Officials from five aid agencies who have just returned from a trip to the Democratic People’s Republic of Korea (DPRK, or North Korea) say they saw evidence of looming food shortages and alarming malnutrition, including people picking wild grasses to eat. The experts visited North Korea at the request of the DPRK government and were given unprecedented access to assess the country’s food situation. Their report now shows a nation on the verge of disaster. They are therefore appealing for quick assistance to feed the isolated country’s most vulnerable people.
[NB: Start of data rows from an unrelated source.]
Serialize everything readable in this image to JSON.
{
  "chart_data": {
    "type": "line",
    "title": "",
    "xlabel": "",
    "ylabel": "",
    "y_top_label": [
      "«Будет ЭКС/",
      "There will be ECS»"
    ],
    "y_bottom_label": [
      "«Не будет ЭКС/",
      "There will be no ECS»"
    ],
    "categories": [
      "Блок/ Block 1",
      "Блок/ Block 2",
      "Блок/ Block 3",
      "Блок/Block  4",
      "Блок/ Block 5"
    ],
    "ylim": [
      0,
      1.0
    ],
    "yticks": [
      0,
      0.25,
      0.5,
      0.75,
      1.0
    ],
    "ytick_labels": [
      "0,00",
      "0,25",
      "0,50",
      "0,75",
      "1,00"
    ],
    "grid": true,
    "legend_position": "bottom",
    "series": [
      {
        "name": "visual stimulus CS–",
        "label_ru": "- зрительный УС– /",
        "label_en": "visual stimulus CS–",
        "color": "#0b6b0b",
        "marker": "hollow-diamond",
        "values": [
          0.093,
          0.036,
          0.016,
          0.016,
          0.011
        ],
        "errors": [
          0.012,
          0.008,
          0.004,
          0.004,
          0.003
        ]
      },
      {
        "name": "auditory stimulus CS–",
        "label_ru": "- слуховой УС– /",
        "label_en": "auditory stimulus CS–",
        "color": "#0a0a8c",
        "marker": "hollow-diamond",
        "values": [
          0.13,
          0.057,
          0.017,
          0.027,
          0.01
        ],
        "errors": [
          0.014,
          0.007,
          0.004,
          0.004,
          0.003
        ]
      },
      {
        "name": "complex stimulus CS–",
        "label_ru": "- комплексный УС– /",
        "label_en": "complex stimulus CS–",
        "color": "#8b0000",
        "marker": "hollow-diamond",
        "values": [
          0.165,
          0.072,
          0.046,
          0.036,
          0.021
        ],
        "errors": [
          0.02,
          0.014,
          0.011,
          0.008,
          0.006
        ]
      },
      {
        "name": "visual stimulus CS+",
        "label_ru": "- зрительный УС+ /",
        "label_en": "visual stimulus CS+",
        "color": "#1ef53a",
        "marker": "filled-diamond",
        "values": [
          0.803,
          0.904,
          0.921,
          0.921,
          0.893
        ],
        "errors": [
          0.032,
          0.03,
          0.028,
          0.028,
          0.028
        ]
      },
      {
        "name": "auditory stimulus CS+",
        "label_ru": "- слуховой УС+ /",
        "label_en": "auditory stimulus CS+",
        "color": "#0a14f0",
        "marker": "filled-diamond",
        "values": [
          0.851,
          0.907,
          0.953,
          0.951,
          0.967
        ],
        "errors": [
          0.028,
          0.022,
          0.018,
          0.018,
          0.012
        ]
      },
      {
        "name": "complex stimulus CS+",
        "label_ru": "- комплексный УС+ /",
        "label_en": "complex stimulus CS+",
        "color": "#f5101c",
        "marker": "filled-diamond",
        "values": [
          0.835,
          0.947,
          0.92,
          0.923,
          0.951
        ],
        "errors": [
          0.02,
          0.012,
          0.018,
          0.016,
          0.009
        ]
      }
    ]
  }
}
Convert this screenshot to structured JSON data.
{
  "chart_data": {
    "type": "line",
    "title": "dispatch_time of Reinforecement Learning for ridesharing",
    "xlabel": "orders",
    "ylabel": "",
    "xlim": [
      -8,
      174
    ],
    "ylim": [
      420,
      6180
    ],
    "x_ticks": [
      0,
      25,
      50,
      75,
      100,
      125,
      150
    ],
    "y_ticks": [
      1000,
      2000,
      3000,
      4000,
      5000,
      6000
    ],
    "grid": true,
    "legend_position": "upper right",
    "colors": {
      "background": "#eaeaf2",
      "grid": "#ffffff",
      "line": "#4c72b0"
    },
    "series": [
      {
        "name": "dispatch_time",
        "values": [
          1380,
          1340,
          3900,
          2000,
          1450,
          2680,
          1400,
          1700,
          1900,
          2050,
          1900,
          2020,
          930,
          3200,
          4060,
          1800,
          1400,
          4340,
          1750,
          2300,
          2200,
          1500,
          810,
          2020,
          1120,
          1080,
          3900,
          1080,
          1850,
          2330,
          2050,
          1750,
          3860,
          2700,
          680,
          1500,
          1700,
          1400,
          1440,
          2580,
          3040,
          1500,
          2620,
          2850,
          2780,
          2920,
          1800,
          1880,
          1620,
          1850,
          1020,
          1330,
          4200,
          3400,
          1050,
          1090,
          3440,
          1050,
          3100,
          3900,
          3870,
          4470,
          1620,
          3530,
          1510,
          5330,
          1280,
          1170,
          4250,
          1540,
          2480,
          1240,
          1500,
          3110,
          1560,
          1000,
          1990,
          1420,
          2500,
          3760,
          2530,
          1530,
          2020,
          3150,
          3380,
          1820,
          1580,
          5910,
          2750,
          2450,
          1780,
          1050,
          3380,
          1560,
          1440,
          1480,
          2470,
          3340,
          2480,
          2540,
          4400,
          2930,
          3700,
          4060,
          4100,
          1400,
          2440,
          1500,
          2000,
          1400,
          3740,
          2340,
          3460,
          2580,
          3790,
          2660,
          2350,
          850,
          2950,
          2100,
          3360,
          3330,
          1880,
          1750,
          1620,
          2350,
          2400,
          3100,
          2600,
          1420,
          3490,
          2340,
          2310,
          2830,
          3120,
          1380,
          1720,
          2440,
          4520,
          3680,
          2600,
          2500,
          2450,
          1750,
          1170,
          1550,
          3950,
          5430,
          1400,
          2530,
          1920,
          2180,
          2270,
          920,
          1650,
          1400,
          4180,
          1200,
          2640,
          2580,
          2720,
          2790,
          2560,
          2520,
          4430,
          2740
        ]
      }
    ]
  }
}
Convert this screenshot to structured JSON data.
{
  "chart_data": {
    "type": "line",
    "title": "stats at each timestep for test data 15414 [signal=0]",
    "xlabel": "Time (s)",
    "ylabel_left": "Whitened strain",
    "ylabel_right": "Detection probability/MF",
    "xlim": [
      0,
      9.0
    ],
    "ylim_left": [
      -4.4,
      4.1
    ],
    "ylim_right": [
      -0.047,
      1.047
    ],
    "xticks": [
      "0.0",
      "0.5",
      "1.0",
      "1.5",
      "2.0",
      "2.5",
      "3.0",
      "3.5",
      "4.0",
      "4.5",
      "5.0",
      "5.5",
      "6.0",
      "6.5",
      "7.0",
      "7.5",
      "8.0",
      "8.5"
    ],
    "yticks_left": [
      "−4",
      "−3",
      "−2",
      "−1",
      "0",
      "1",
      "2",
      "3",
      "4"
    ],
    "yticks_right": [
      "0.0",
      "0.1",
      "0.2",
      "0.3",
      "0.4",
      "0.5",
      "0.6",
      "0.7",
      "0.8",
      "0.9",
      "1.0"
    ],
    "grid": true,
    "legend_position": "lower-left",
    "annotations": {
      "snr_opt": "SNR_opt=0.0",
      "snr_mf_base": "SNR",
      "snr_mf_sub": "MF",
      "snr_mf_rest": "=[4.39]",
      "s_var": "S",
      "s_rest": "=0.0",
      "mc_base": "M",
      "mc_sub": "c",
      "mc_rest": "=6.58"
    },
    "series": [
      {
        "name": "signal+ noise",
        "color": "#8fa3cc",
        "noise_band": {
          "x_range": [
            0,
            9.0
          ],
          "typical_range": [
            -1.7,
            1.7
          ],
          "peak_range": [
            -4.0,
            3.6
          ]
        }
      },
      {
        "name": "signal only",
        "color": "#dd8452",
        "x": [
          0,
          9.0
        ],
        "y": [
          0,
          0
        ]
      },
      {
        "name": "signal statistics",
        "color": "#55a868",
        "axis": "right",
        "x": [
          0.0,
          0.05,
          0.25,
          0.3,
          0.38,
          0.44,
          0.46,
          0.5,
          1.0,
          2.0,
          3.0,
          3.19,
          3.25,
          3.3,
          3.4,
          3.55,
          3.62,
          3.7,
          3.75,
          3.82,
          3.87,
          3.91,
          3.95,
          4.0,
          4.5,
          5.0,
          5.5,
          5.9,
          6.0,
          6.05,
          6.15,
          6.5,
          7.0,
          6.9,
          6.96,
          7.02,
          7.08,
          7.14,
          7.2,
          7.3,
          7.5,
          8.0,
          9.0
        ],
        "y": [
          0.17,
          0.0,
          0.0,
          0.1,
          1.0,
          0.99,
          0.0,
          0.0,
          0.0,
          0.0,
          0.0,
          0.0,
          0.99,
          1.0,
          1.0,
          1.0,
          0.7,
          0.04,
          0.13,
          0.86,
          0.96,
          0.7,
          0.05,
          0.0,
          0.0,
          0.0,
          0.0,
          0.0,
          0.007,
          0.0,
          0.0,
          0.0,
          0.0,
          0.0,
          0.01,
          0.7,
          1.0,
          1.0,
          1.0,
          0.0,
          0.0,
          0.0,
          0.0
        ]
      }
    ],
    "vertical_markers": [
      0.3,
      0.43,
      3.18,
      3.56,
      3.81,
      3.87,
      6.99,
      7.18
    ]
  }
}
There are hurdles, however, to resuming aid to North Korea.
The charity workers – from Christian Friends of Korea, Global Resource Services, Mercy Corps, Samaritan’s Purse and World Vision – spent a week in North Korea earlier this month. In their report, they say they visited hospitals, orphanages and homes as well as farms and warehouses. And they paint a very bleak picture. Last summer, heavy rains and flooding reduced vegetable crops by more than 50 percent, and a bitter winter has now frozen up to 50 percent of wheat and barley. Both the NGOs and the North Korean authorities estimate that food stocks will be exhausted before June.
North Korea has been suffering from food shortages due to economic mismanagement and natural disasters intermittently for the past two decades, when China and the former Soviet Union implemented hard currency payment systems that sharply reduced North Korea’s ability to import goods. The years of mismanagement thus resulted in famines during the 1990s which, according to some estimates, killed over a million people. In past years, therefore, South Korea and the US have been the primary external sources of food, either through direct food assistance or deliveries of fertilizer. But this year, with rising impatience and anger toward the North Korean regime, these reinforcements are in doubt.